А партия большевиков в то время действительно была слишком слабой, чтобы на что-то серьезно влиять. Плеханов, один из отцов русской социал-демократии, зло смеялся над «Апрельскими тезисами», да и не он один смеялся тогда над большевиками: «Ай, моська, знать она сильна!». В марте партия насчитывала всего лишь около 24 тысяч человек по всей стране. Правда, ее численность быстро росла — уже в конце апреля в ней было около 100 тысяч человек, но росли и другие партии, так что, несмотря на численный рост, влияние ее увеличивалось не так уж сильно. В июне на I съезде Советов, где большевики составляли около 10 % делегатов (при том, что принадлежали к какой-либо из политических партий около 80 % всех делегатов), заявление Ленина о том, что большевистская партия готова взять власть, встретили хохотом, и если в состав ЦИКа было избрано 58 большевиков (18 %), то едва ли в этом заслуга Ильича. В числе избранных в ЦИК большевиков был и Сталин, в результате чего он получил депутатскую неприкосновенность, впервые в жизни став недосягаемым для полиции. Но подавляющее большинство Советов по-прежнему шло за эсерами и меньшевиками.
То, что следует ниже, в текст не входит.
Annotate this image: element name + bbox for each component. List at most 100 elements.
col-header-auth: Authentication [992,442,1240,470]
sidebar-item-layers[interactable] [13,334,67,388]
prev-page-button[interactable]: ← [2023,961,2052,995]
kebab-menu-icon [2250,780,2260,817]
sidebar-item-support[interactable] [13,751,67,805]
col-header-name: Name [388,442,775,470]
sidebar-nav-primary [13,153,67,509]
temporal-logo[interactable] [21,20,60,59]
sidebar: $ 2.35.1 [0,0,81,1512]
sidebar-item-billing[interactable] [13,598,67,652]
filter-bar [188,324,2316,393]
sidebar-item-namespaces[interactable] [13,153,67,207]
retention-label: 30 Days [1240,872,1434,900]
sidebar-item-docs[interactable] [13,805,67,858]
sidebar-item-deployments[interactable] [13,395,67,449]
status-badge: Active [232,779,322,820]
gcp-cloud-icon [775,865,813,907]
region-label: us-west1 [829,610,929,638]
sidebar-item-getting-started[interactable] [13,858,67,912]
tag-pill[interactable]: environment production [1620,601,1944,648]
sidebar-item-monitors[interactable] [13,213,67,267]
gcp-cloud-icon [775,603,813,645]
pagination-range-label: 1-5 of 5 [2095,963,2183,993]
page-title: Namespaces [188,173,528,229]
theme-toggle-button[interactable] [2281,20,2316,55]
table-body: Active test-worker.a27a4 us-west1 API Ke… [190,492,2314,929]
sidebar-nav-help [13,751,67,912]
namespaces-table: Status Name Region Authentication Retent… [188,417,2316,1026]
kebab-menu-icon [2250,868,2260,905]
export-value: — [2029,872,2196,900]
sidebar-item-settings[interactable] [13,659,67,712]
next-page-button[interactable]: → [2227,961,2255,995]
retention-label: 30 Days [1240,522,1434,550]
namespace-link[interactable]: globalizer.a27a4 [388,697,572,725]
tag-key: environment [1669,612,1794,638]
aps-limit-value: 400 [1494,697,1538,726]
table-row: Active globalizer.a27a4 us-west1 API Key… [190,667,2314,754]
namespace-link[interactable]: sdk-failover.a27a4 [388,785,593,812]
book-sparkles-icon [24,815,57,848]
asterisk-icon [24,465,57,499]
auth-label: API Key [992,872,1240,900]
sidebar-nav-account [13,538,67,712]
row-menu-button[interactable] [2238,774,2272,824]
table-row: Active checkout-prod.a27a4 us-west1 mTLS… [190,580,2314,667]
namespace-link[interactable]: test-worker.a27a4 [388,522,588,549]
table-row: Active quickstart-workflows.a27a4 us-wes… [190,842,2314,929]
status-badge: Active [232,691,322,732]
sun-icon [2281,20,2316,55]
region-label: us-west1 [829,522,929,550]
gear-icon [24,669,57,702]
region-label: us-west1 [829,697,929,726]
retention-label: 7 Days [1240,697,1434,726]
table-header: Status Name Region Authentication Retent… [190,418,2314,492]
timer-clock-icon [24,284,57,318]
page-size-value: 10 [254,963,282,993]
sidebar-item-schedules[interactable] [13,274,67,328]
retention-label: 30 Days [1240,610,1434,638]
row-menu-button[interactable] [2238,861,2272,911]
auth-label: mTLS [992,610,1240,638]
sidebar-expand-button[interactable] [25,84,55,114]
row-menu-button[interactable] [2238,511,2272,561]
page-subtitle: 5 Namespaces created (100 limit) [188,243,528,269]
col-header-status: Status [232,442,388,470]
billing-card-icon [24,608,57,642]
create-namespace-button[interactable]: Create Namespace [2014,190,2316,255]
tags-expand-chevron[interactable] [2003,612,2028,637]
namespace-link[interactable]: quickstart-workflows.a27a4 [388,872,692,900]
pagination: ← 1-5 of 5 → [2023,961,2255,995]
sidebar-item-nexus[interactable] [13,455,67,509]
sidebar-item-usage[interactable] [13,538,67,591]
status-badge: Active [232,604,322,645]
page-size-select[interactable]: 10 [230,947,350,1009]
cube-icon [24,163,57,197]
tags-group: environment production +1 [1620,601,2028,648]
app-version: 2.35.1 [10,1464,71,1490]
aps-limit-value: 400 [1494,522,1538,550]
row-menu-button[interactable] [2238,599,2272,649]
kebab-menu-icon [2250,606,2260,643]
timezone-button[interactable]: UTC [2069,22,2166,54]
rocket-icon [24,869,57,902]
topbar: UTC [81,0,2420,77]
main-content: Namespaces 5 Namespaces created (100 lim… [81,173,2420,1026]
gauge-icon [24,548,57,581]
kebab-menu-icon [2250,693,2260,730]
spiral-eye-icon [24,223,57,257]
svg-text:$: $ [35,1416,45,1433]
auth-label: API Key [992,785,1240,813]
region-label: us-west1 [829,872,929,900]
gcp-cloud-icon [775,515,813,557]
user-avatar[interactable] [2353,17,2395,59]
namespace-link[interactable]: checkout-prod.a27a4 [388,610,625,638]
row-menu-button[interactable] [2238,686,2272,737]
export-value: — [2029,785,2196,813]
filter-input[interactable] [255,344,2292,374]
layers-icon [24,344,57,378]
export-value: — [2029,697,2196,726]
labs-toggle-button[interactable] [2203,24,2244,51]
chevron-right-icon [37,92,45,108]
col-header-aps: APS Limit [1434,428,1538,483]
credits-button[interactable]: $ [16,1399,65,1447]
Надо полагать, что в ЦИК Сталин действительно был «серым пятном», ибо его деятельность была сосредоточена где угодно, но только не в Таврическом дворце. Сложная, постоянно меняющаяся ситуация все время ставила множество конкретных вопросов, для решения которых требовались здравый смысл и практический опыт. Пассажиры пломбированного вагона, теоретики, плохо знавшие Россию, этими качествами обладали слабо, и основная организационная и техническая работа ложилась на плечи совсем небольшого круга людей.
В это время большевики сделали несколько правильных ходов. В частности, оставив митинги любителям болтовни, они сосредоточились на работе в профсоюзах и фабрично-заводских комитетах, которые еще в 1909 году Сталин называл «основными бастионами партии». Расчет был точным: фабзавкомы фактически объявляли себя параллельной властью на предприятиях, устанавливали контроль над производством, зарплатой, наймом и увольнением, их авторитет среди рабочих был велик, и, как следствие, росло на заводах и влияние большевиков.